- The paper introduces DiffMa, a diffusion model using a State-Space Mamba to improve CT to MRI conversion.
- Utilizing Spiral-Scan and soft masking, the model preserves spatial continuity and emphasizes critical tissue details.
- Experimental results on the SynthRAD2023 dataset show superior SSIM performance compared to CNN, ViT, and similar models.
Soft Masked Mamba Diffusion Model for CT to MRI Conversion
The paper "Soft Masked Mamba Diffusion Model for CT to MRI Conversion" (2406.15910) introduces an innovative framework focused on improving the conversion of CT images to MRI using a diffusion model named Diffusion Mamba (DiffMa). This framework employs a State-Space Model (SSM) termed Mamba, enhancing efficiency in generating high-fidelity MRI images from CT scans. The model addresses limitations like spatial continuity and cross-sequence attention, pivotal for medical imaging tasks.
Diffusion Mamba Framework
DiffMa replaces traditional CNN and ViT backbones with the Mamba model, leveraging linear computational efficiency and a global receptive field. The introduction of the Spiral-Scan and soft masking mechanisms allows this model to better preserve spatial continuity and focus on significant patches, essential in MRI generation where capturing intricate details is crucial.
DiffMa proves superior in handling 2D spatial inputs through its Spiral-Scan approach, maintaining the continuity of scanned sequences. The framework integrates Mamba with a soft mask module, incorporating Cross-Sequence Attention, which further refines the focus on critical tissue areas for CT to MRI conversion.

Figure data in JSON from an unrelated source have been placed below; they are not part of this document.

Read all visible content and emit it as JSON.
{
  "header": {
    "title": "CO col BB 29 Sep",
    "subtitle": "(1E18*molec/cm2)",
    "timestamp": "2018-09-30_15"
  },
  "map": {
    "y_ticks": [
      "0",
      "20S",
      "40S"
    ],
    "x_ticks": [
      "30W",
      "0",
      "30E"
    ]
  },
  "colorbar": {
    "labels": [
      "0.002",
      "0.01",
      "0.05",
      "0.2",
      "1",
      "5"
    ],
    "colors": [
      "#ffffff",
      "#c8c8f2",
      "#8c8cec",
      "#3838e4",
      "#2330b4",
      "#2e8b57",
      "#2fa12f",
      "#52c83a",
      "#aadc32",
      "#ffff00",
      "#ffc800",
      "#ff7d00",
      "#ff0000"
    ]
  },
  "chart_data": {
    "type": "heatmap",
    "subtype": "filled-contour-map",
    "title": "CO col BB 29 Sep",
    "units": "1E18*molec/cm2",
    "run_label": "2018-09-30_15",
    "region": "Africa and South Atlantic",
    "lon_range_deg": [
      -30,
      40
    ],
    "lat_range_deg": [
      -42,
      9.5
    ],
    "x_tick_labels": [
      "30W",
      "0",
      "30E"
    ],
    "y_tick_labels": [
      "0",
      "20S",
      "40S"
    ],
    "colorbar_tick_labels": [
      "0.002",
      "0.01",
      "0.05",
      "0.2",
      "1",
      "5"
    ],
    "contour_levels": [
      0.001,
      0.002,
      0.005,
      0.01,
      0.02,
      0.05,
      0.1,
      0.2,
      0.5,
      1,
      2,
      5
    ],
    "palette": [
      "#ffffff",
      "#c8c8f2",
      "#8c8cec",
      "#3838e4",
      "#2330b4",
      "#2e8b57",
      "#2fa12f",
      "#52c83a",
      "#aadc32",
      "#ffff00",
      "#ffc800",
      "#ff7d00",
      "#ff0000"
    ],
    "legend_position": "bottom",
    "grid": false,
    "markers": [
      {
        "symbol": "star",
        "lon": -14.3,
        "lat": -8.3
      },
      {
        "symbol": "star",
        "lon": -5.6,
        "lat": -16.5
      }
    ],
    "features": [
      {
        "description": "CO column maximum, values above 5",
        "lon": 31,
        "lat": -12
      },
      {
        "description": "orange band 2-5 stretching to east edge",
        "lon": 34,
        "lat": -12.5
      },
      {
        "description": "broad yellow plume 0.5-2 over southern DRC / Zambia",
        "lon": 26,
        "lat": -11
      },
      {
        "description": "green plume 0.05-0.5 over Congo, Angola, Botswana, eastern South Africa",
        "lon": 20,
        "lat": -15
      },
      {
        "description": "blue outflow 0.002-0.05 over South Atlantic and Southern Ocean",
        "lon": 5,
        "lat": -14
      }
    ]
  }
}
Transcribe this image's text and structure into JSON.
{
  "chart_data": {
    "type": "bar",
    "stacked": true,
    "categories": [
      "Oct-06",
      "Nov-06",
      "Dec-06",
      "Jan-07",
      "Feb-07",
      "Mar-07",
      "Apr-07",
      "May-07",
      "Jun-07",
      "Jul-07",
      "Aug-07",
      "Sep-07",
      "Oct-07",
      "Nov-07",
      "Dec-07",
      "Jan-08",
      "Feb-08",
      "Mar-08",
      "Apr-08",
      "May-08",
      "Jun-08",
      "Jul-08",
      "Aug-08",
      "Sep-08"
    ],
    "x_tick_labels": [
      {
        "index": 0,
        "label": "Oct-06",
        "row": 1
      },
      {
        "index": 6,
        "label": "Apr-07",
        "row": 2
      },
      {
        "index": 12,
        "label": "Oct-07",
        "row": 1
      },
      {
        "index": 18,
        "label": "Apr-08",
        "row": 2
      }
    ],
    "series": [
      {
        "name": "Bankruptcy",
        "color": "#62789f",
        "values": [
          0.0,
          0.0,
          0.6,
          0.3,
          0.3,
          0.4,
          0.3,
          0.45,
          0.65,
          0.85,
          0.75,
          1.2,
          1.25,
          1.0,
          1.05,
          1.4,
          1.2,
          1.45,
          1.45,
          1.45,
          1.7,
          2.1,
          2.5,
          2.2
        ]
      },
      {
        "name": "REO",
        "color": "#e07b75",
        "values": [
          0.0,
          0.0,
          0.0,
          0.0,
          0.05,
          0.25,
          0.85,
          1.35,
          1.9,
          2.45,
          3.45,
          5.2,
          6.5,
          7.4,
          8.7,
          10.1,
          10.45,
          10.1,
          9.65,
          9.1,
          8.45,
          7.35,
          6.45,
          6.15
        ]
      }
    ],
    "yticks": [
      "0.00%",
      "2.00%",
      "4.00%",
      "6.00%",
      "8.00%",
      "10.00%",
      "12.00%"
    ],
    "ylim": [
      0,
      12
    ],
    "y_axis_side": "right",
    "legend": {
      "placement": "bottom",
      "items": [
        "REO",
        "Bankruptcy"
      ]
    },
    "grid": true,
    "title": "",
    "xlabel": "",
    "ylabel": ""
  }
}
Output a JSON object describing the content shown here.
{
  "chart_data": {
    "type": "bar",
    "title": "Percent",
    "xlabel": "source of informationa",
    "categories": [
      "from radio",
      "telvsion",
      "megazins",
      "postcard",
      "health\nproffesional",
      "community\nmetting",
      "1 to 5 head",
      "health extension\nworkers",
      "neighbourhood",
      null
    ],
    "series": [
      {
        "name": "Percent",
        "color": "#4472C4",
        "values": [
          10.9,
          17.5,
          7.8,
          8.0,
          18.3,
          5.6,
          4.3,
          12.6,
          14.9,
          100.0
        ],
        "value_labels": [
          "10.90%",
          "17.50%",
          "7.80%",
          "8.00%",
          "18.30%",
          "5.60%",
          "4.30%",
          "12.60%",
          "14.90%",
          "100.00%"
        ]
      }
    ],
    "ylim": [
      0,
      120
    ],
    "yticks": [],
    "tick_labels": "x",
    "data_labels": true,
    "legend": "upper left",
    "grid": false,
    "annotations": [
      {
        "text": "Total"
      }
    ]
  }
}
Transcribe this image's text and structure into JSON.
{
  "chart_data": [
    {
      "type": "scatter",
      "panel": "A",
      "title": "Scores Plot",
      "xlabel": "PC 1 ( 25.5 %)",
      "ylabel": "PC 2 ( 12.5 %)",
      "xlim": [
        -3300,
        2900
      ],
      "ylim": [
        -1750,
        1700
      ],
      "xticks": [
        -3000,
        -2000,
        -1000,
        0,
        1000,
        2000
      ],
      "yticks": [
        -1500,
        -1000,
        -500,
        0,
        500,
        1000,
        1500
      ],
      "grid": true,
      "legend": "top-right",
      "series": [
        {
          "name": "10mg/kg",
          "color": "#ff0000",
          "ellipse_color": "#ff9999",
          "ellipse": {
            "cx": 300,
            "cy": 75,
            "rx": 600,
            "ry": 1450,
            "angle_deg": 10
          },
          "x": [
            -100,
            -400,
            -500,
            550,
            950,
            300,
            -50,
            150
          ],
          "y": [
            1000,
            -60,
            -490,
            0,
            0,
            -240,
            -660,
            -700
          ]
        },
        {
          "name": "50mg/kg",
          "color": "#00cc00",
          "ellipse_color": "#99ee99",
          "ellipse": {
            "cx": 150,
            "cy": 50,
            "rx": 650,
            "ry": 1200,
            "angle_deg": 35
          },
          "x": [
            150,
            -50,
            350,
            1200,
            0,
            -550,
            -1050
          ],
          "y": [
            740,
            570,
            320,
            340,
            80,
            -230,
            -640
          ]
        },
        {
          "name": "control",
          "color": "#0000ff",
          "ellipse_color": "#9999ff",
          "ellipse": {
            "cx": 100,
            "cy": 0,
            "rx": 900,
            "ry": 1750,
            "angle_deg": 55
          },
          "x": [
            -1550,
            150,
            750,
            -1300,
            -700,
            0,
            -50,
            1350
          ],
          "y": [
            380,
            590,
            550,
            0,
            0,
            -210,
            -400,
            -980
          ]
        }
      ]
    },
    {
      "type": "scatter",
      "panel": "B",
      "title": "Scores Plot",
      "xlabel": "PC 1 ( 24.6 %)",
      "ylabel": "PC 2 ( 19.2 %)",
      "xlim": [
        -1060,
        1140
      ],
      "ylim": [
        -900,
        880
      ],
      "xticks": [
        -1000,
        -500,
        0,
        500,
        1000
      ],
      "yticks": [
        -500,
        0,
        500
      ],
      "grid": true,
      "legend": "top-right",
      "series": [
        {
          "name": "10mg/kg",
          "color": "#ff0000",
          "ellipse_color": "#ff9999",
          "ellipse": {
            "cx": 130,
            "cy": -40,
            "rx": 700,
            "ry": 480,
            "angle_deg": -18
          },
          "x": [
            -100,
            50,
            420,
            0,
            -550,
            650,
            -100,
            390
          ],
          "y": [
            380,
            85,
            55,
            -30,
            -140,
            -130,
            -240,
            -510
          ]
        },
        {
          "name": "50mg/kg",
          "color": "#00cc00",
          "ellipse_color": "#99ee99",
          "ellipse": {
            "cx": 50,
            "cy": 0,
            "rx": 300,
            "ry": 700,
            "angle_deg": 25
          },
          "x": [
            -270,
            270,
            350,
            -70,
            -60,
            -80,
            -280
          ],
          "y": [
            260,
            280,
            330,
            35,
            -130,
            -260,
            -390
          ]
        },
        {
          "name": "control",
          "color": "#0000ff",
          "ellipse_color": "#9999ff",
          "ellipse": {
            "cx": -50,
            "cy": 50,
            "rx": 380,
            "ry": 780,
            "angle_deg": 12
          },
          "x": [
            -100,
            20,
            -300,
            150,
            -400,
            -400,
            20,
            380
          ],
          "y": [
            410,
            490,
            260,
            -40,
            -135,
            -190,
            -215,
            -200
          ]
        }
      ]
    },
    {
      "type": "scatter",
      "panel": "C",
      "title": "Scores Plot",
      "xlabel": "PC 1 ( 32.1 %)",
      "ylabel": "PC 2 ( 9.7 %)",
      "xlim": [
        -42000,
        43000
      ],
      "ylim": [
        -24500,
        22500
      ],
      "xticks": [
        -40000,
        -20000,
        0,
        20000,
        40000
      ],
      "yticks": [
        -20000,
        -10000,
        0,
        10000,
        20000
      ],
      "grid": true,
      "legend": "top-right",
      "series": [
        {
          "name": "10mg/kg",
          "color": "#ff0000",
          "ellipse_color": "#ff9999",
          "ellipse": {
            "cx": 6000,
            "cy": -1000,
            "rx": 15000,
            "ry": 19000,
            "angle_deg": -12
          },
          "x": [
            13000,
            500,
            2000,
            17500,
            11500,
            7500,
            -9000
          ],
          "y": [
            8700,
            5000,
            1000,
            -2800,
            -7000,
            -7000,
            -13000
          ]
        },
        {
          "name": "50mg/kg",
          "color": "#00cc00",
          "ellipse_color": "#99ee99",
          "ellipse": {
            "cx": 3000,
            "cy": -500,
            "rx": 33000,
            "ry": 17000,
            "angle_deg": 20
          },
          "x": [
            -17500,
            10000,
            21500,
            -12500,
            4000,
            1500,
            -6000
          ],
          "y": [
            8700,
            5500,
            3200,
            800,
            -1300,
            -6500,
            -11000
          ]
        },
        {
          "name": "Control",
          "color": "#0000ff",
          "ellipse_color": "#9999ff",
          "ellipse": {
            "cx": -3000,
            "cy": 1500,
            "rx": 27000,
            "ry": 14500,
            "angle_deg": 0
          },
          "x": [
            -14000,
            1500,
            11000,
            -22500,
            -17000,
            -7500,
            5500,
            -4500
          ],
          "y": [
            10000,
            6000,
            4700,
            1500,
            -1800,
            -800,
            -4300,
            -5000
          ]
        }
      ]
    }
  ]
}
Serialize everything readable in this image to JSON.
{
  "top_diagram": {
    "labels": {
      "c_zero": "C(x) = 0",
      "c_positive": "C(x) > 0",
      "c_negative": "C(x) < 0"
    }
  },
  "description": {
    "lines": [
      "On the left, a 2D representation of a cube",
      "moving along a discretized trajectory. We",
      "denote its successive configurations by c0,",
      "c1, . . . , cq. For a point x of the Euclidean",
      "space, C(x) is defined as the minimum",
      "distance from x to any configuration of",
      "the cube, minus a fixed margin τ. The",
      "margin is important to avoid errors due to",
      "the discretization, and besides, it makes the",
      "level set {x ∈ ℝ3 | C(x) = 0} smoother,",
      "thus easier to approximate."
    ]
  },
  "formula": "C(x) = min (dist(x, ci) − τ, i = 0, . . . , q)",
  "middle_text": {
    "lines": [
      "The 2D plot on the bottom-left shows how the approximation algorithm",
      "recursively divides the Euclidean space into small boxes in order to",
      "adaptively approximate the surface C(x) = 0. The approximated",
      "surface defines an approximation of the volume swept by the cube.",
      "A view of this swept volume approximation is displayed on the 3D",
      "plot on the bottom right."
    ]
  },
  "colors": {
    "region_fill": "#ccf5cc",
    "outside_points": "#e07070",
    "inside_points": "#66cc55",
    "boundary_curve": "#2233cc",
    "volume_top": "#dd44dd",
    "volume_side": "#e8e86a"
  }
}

Figure 1: The Diffusion Mamba (DiffMa) framework. Left: The overall framework of Diffusion. Middle: Details of Mamba blocks. Right: Details of Mamba with Spiral-Scan.
Key Components
Spiral-Scan Mechanism
The Spiral-Scan strategy allows Mamba to manage spatial inputs effectively by maintaining spatial continuity during the sequence scan. This mechanism prevents disruption of spatial integrity when handling 2D patches, thus enhancing the model's ability to generate highly detailed MRI images.
Figure 2: The 2D Image Spiral-Scan. Eight schemes are employed to maintain structural information continuity.
Soft Mask with Vision Embedder
DiffMa incorporates a soft mask facilitated by a Vision Embedder, which produces token-level weights to prioritize patches vital for MRI generation. This component bridges the gap by focusing on the cross-sequence variation, allowing the model to emphasize more critical areas, thereby refining the image quality output.

Figure 3: Visualization of patch significance from latent pelvic images indicating importance through circle size and darkness.
Computational Efficiency
By using SSMs, specifically the Mamba model, DiffMa achieves a linear complexity conducive to processing long sequences efficiently. In contrast with architectures based on CNNs and ViTs, DiffMa maintains a manageable computational overhead while retaining a global understanding, beneficial for producing high-quality medical images.
Experimental Results
The effectiveness of DiffMa was validated on the SynthRAD2023 dataset, focusing on converting CT to MRI for brain and pelvic scans. Compared to other models such as LDM, DiT, and various Mamba-based architectures, DiffMa demonstrated superior performance, particularly through SSIM metrics, highlighting its capability in maintaining structural integrity and detail.
(Figure 4 and Figure 5)
Figure 4: Visualizations of brain CT to MRI conversion. DiffMa outperformed in structural preservation.
Figure 5: Visualizations of pelvis CT to MRI conversion showcasing enhanced detail fidelity.
Conclusion
Diffusion Mamba represents a significant advancement in medical image synthesis, notably in CT to MRI conversion, by leveraging Mamba's efficient processing and innovative scan and attention mechanisms. Future directions may involve exploring more complex conditions and expanding the adaptability of the Mamba for diverse medical imaging tasks, potentially enhancing diagnostic methodologies through efficient, high-quality image generation.